Austin Texas Homes Appreciate Modestly

Austin real estate prices are still not exactly on fire. But they are rising and inventory is shrinking while the number sales increase. This is a recipe for better appreciation, but as the report below outlines, Austin is still seeing modest real estate price gains relative to other parts of Texas and the U.S.

COLLEGE STATION (Realtor.org, recenter.tamu.edu)
While homes appreciated 47 percent in the Phoenix-Mesa-Scottsdale, Arizona, area (when comparing second quarter 2004 with second quarter 2005), Texas cities had less dramatic gains. The National Association of Realtors (NAR) reports that El Paso home prices increased 13.4 percent in value, the largest gain among the Texas cities the association surveys.

Homes in Amarillo sold for prices 11.4 percent higher, and in Corpus Christi, homes appreciated 10.3 percent.

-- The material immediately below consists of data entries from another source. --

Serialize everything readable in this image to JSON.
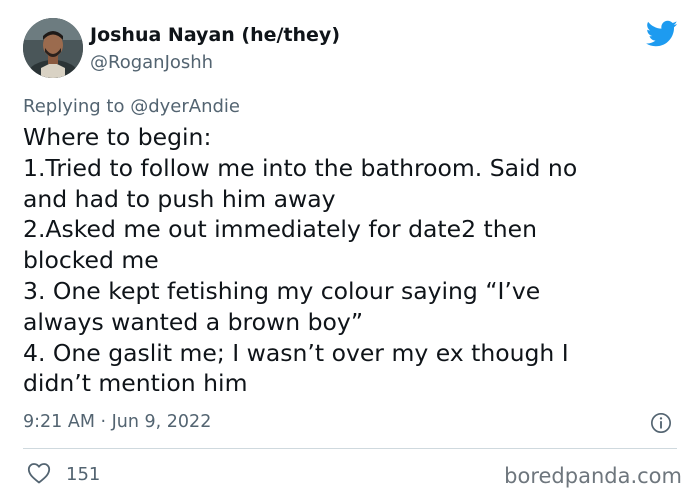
{
  "tweet": {
    "author_name": "Joshua Nayan (he/they)",
    "author_handle": "@RoganJoshh",
    "replying_prefix": "Replying to ",
    "replying_handle": "@dyerAndie",
    "body_lines": [
      "Where to begin:",
      "1.Tried to follow me into the bathroom. Said no",
      "and had to push him away",
      "2.Asked me out immediately for date2 then",
      "blocked me",
      "3. One kept fetishing my colour saying “I’ve",
      "always wanted a brown boy”",
      "4. One gaslit me; I wasn’t over my ex though I",
      "didn’t mention him"
    ],
    "timestamp": "9:21 AM · Jun 9, 2022",
    "like_count": "151"
  },
  "watermark": "boredpanda.com",
  "icons": {
    "brand": "twitter-bird-icon",
    "info": "info-icon",
    "like": "heart-icon"
  },
  "colors": {
    "twitter_blue": "#1d9bf0",
    "text_primary": "#0f1419",
    "text_secondary": "#536471"
  }
}
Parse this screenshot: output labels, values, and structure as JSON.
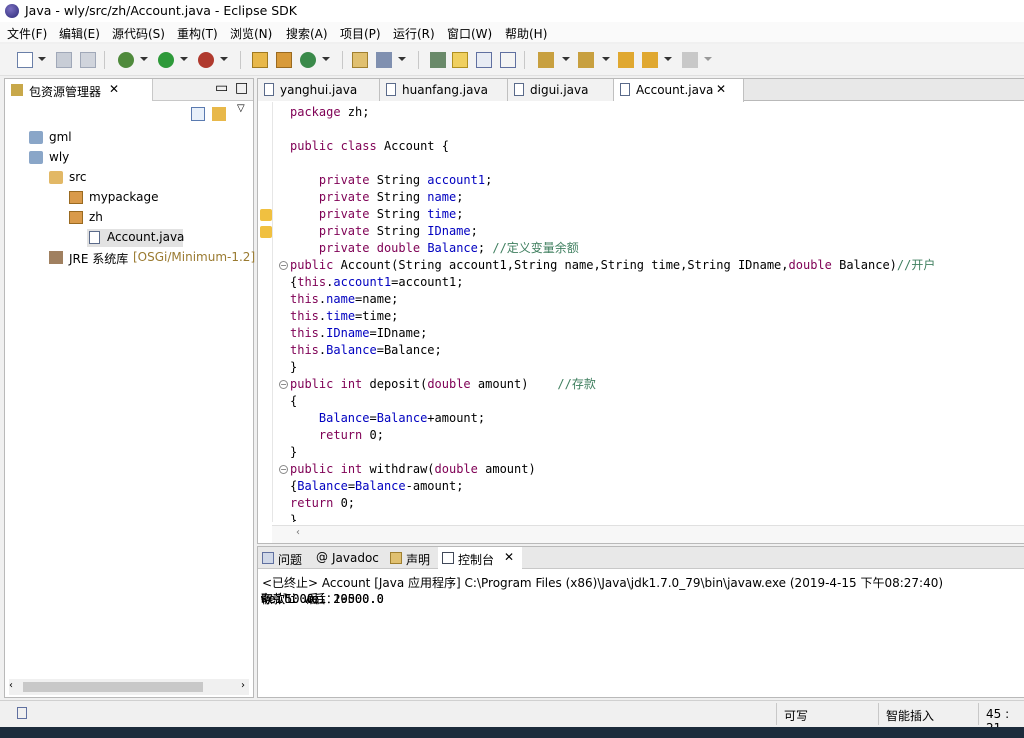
{
  "window": {
    "title": "Java  -  wly/src/zh/Account.java  -  Eclipse SDK"
  },
  "menubar": {
    "items": [
      "文件(F)",
      "编辑(E)",
      "源代码(S)",
      "重构(T)",
      "浏览(N)",
      "搜索(A)",
      "项目(P)",
      "运行(R)",
      "窗口(W)",
      "帮助(H)"
    ]
  },
  "explorer": {
    "title": "包资源管理器",
    "tree": [
      {
        "label": "gml",
        "icon": "project-icon"
      },
      {
        "label": "wly",
        "icon": "project-icon"
      },
      {
        "label": "src",
        "icon": "source-folder-icon"
      },
      {
        "label": "mypackage",
        "icon": "package-icon"
      },
      {
        "label": "zh",
        "icon": "package-icon"
      },
      {
        "label": "Account.java",
        "icon": "java-file-icon"
      },
      {
        "label": "JRE 系统库",
        "suffix": "[OSGi/Minimum-1.2]",
        "icon": "library-icon"
      }
    ]
  },
  "editor": {
    "tabs": [
      "yanghui.java",
      "huanfang.java",
      "digui.java",
      "Account.java"
    ],
    "active_tab": "Account.java"
  },
  "console": {
    "tabs": [
      "问题",
      "Javadoc",
      "声明",
      "控制台"
    ],
    "active_tab": "控制台",
    "description": "<已终止> Account [Java 应用程序] C:\\Program Files (x86)\\Java\\jdk1.7.0_79\\bin\\javaw.exe  (2019-4-15 下午08:27:40)",
    "output": [
      "weili wei 20000.0",
      "存款500后：",
      "weili wei 20500.0",
      "取款1000后：",
      "weili wei 19500.0"
    ]
  },
  "status": {
    "writable": "可写",
    "insert_mode": "智能插入",
    "position": "45 : 21"
  }
}
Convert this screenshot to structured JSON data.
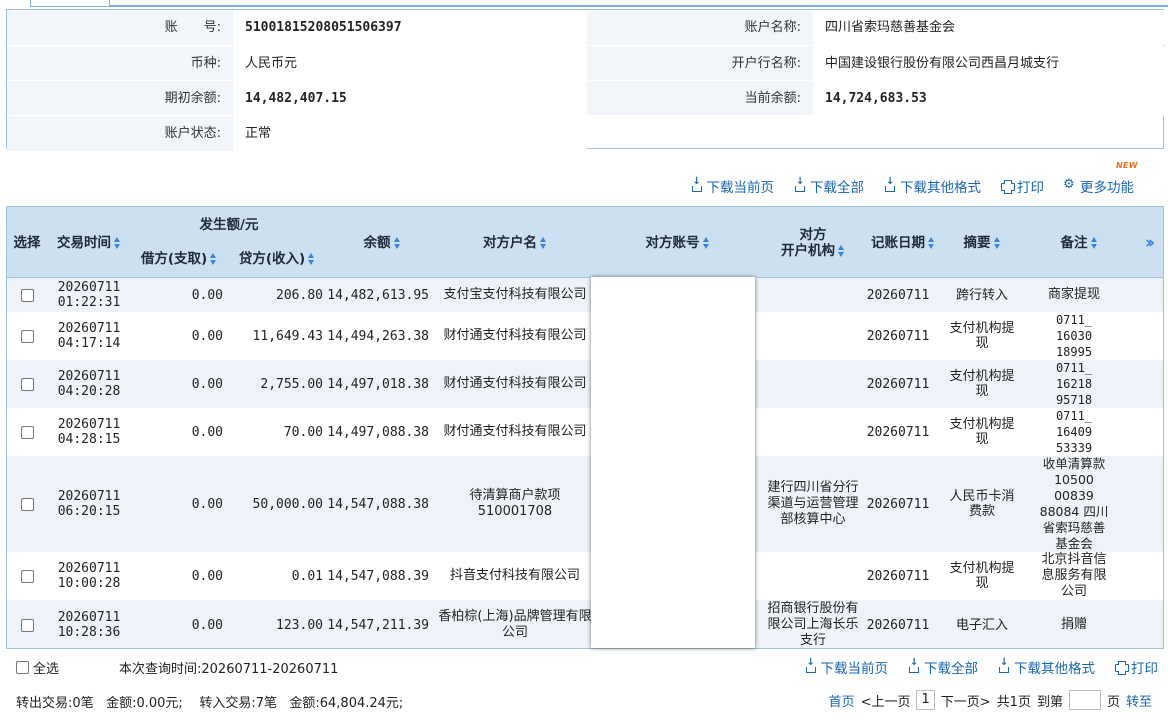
{
  "account": {
    "labels": {
      "account_no": "账　　号:",
      "currency": "币种:",
      "opening_balance": "期初余额:",
      "status": "账户状态:",
      "account_name": "账户名称:",
      "bank_name": "开户行名称:",
      "current_balance": "当前余额:"
    },
    "account_no": "51001815208051506397",
    "currency": "人民币元",
    "opening_balance": "14,482,407.15",
    "status": "正常",
    "account_name": "四川省索玛慈善基金会",
    "bank_name": "中国建设银行股份有限公司西昌月城支行",
    "current_balance": "14,724,683.53"
  },
  "toolbar": {
    "download_page": "下载当前页",
    "download_all": "下载全部",
    "download_other": "下载其他格式",
    "print": "打印",
    "more": "更多功能",
    "new_badge": "NEW"
  },
  "table": {
    "headers": {
      "select": "选择",
      "time": "交易时间",
      "amount_group": "发生额/元",
      "debit": "借方(支取)",
      "credit": "贷方(收入)",
      "balance": "余额",
      "counterparty_name": "对方户名",
      "counterparty_account": "对方账号",
      "counterparty_institution_1": "对方",
      "counterparty_institution_2": "开户机构",
      "posting_date": "记账日期",
      "summary": "摘要",
      "remark": "备注",
      "more": "»"
    },
    "rows": [
      {
        "date": "20260711",
        "time": "01:22:31",
        "debit": "0.00",
        "credit": "206.80",
        "balance": "14,482,613.95",
        "name": "支付宝支付科技有限公司",
        "institution": "",
        "posting_date": "20260711",
        "summary": "跨行转入",
        "remark": "商家提现"
      },
      {
        "date": "20260711",
        "time": "04:17:14",
        "debit": "0.00",
        "credit": "11,649.43",
        "balance": "14,494,263.38",
        "name": "财付通支付科技有限公司",
        "institution": "",
        "posting_date": "20260711",
        "summary": "支付机构提现",
        "remark": "0711_ 16030 18995"
      },
      {
        "date": "20260711",
        "time": "04:20:28",
        "debit": "0.00",
        "credit": "2,755.00",
        "balance": "14,497,018.38",
        "name": "财付通支付科技有限公司",
        "institution": "",
        "posting_date": "20260711",
        "summary": "支付机构提现",
        "remark": "0711_ 16218 95718"
      },
      {
        "date": "20260711",
        "time": "04:28:15",
        "debit": "0.00",
        "credit": "70.00",
        "balance": "14,497,088.38",
        "name": "财付通支付科技有限公司",
        "institution": "",
        "posting_date": "20260711",
        "summary": "支付机构提现",
        "remark": "0711_ 16409 53339"
      },
      {
        "date": "20260711",
        "time": "06:20:15",
        "debit": "0.00",
        "credit": "50,000.00",
        "balance": "14,547,088.38",
        "name": "待清算商户款项510001708",
        "institution": "建行四川省分行渠道与运营管理部核算中心",
        "posting_date": "20260711",
        "summary": "人民币卡消费款",
        "remark": "收单清算款 10500 00839 88084 四川省索玛慈善基金会"
      },
      {
        "date": "20260711",
        "time": "10:00:28",
        "debit": "0.00",
        "credit": "0.01",
        "balance": "14,547,088.39",
        "name": "抖音支付科技有限公司",
        "institution": "",
        "posting_date": "20260711",
        "summary": "支付机构提现",
        "remark": "北京抖音信息服务有限公司"
      },
      {
        "date": "20260711",
        "time": "10:28:36",
        "debit": "0.00",
        "credit": "123.00",
        "balance": "14,547,211.39",
        "name": "香柏棕(上海)品牌管理有限公司",
        "institution": "招商银行股份有限公司上海长乐支行",
        "posting_date": "20260711",
        "summary": "电子汇入",
        "remark": "捐赠"
      }
    ]
  },
  "footer": {
    "select_all": "全选",
    "query_time": "本次查询时间:20260711-20260711",
    "stats": {
      "out_label": "转出交易:0笔",
      "out_amount": "金额:0.00元;",
      "in_label": "转入交易:7笔",
      "in_amount": "金额:64,804.24元;"
    },
    "pager": {
      "first": "首页",
      "prev": "<上一页",
      "current": "1",
      "next": "下一页>",
      "total": "共1页",
      "goto": "到第",
      "page_unit": "页",
      "jump": "转至"
    }
  }
}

The Beaumont-Port Arthur area barely changed, with prices up only 0.6 percent. Prices increased 2.4 percent in the Houston-Baytown-Sugar Land area and in the Dallas-Fort Worth-Arlington area, 5.7 percent.

The Real Estate Center’s website compares home prices on a monthly rather than quarterly basis. Of the metros that report MLS data to the Center, Abilene and El Paso had the greatest home appreciation from June 2004 to June 2005. The median price of an existing home in these cities went up 15 percent. Housing in Galveston (not on the NAR list of metros) was up 13 percent and in Fort Worth (separate from Dallas and Arlington) was up 10 percent.

Dallas home prices were up 2 percent; Houston, 3 percent; Austin, 4 percent; and San Antonio, 10 percent.